= Derek Smith (television producer) =

British television producer

Derek Smith (16 April 1927 – 17 March 2015) was a British producer whose body of work extended to more than 100 programmes or series. He was the creator and producer of the original BBC Television series of Top Gear and the adventure survival series Now Get Out of That.

== Early life ==
Smith was born in Kuala Lumpur, Federated Malay States, where his father worked for the Overseas Service. At the age of seven, he was sent to Ryde school on the Isle of Wight as a boarder. During summer holidays, Derek worked on his uncle’s farm. He obtained a degree in agriculture from Reading University, and his first job was as an agricultural adviser for Ranks flour mills in Liverpool. As principal agricultural adviser with the animal feeds division of Quaker Oats, at Southall, west London, he made a series of instructional short films for farmers.

== Early career ==
Smith joined the BBC in Birmingham in 1957, working as an assistant producer on the newly created Farming magazine programme. In the early 1960s he moved on to work on general programming, directing, and producing films and programmes on a range of subjects for the BBC.

== Military subjects ==
One of the first of a number of films he made about the services was Soldier In The Sun, a film looking at the Royal Anglian Regiment in Aden and Yemen (1964). The film has been chosen by the BBC for inclusion in its BBC Four Army Collection. Another was Singapore Twilight (1965) showing the closing tasks of Midland army units. Others include: The Last Outpost, a film about the Trucial Oman Scouts in Arabia (1965); Men Of Action, a Royal Marines team competition (1966); Fly The Helicopter, showing the RAF Search and Rescue at work (1966); They Speak The Language Anyway looking at life at a US Air Force base at Mildenhall in East Anglia. (1967)
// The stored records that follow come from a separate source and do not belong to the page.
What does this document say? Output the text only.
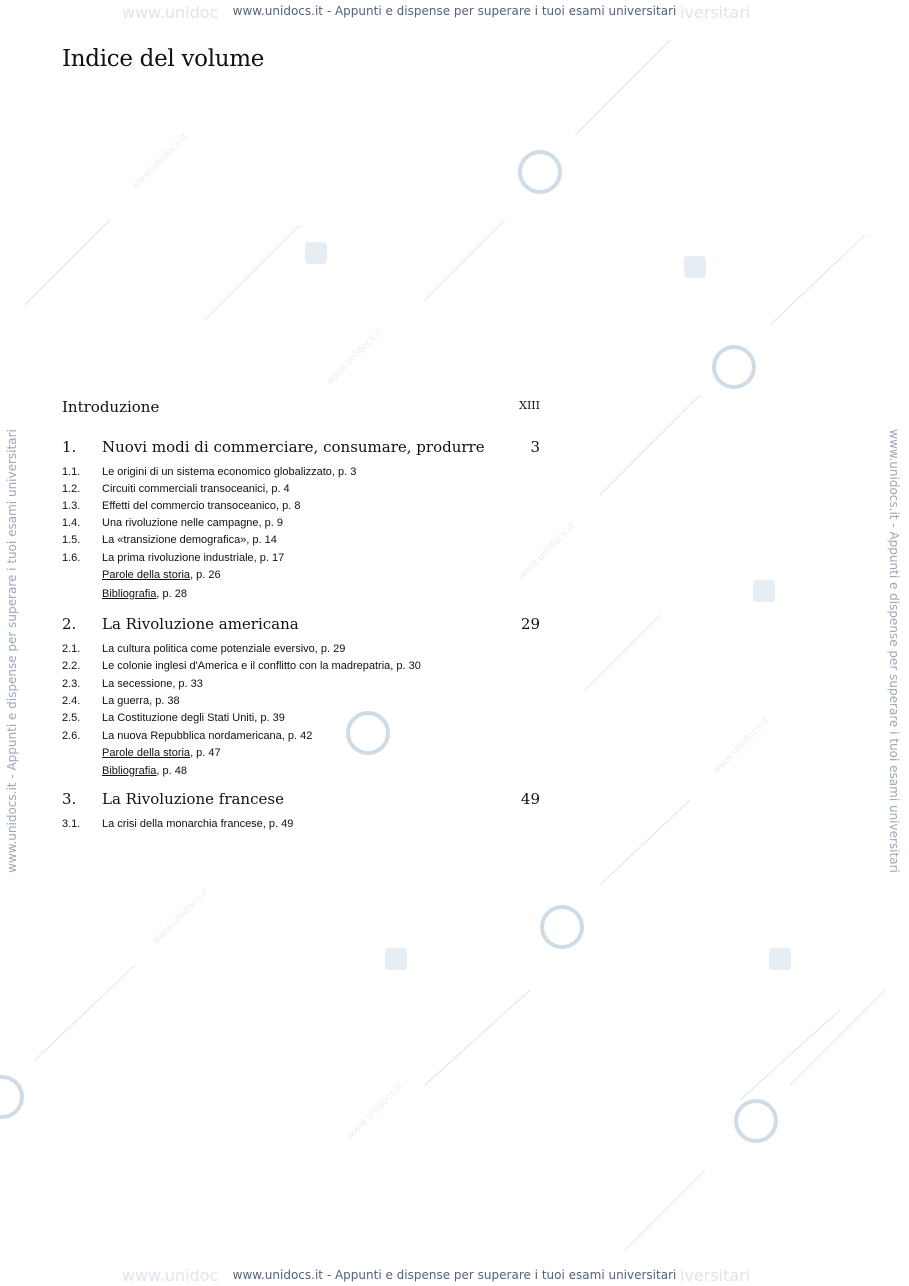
www.unidocs.it
www.unidocs.it
www.unidocs.it
www.unidocs.it
www.unidocs.it
www.unidocs.it
www.unidoc	iversitari
www.unidoc	iversitari
www.unidocs.it - Appunti e dispense per superare i tuoi esami universitari
www.unidocs.it - Appunti e dispense per superare i tuoi esami universitari
www.unidocs.it - Appunti e dispense per superare i tuoi esami universitari	www.unidocs.it - Appunti e dispense per superare i tuoi esami universitari
Indice del volume
Introduzione	XIII
1. Nuovi modi di commerciare, consumare, produrre	3
1.1. Le origini di un sistema economico globalizzato, p. 3
1.2. Circuiti commerciali transoceanici, p. 4
1.3. Effetti del commercio transoceanico, p. 8
1.4. Una rivoluzione nelle campagne, p. 9
1.5. La «transizione demografica», p. 14
1.6. La prima rivoluzione industriale, p. 17
Parole della storia, p. 26
Bibliografia, p. 28
2. La Rivoluzione americana	29
2.1. La cultura politica come potenziale eversivo, p. 29
2.2. Le colonie inglesi d'America e il conflitto con la madrepatria, p. 30
2.3. La secessione, p. 33
2.4. La guerra, p. 38
2.5. La Costituzione degli Stati Uniti, p. 39
2.6. La nuova Repubblica nordamericana, p. 42
Parole della storia, p. 47
Bibliografia, p. 48
3. La Rivoluzione francese	49
3.1. La crisi della monarchia francese, p. 49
Smith produced The Flight Deck Story, the history of the aircraft carrier, filmed on and on off the coast of Vietnam. He also produced Mission To Hell, which followed the Bishop of Birmingham Leonard Wilson returning to Singapore to tell his story of war time imprisonment by the Japanese Army. Another military history film Smith made at this time was Jump Jet, the history of the Hawker Harrier, vertical take-off or land aircraft.

== General subjects ==
A film for the series The World About Us, The Lost River Of Gaping Gill showed cavers exploring the route of an underground river in Yorkshire.

In 1971, Smith was in the news when an advertisement for his documentary The Car Makers, which included a look behind the scenes of British Leyland's new Morris Marina car, inadvertently revealed the name and images of the car ahead of its launch.

A series of six films produced by Smith in 1974 was Journey Through Summer, in which actor and writer PJ Kavanagh viewed various parts of Britain through long-distance walks. The series received a positive review in the Daily Express, featuring Smith's production.

Smith also produced four films Archie Hill Comes Home, about the writer's return to the Black Country (1974). Four In Hand was a film Smith produced with Prince Philip, Duke of Edinburgh, discussing and demonstrating Carriage Driving Events (1974).

A studio based programme devised by Smith was Major Minor, a piano competition for 10-13 year-olds. A BBC Midlands programme, repeated on the network, it ran for three seasons and was presented by musician and composer Steve Race.

In 1975, Smith produced the film Return To Dunkirk, about the men who escaped from a massacre at Esquelbecq. Just A Year followed three of the survivors of the Birmingham pub bombs in November 1974 which killed 21 people.

In March 1977, Smith created and produced a new series for BBC Midlands, Top Gear. A magazine style programme, it ran for nine monthly episodes shown only in the Midlands region. The following year, it became a network show, broadcast nationally on BBC 2. Smith continued as series producer. A spin-off programme Smith also produced annually, was Rally Report a nightly report, including film, of the Lombard RAC Rally, also presented by William Woollard.

Smith produced several series of Kick Start, a competition based on the sport of motorcycle trials riding. An original programme devised by Smith was Now Get Out of That, an outdoor competition between two teams testing their survival abilities along with problem solving mental tests.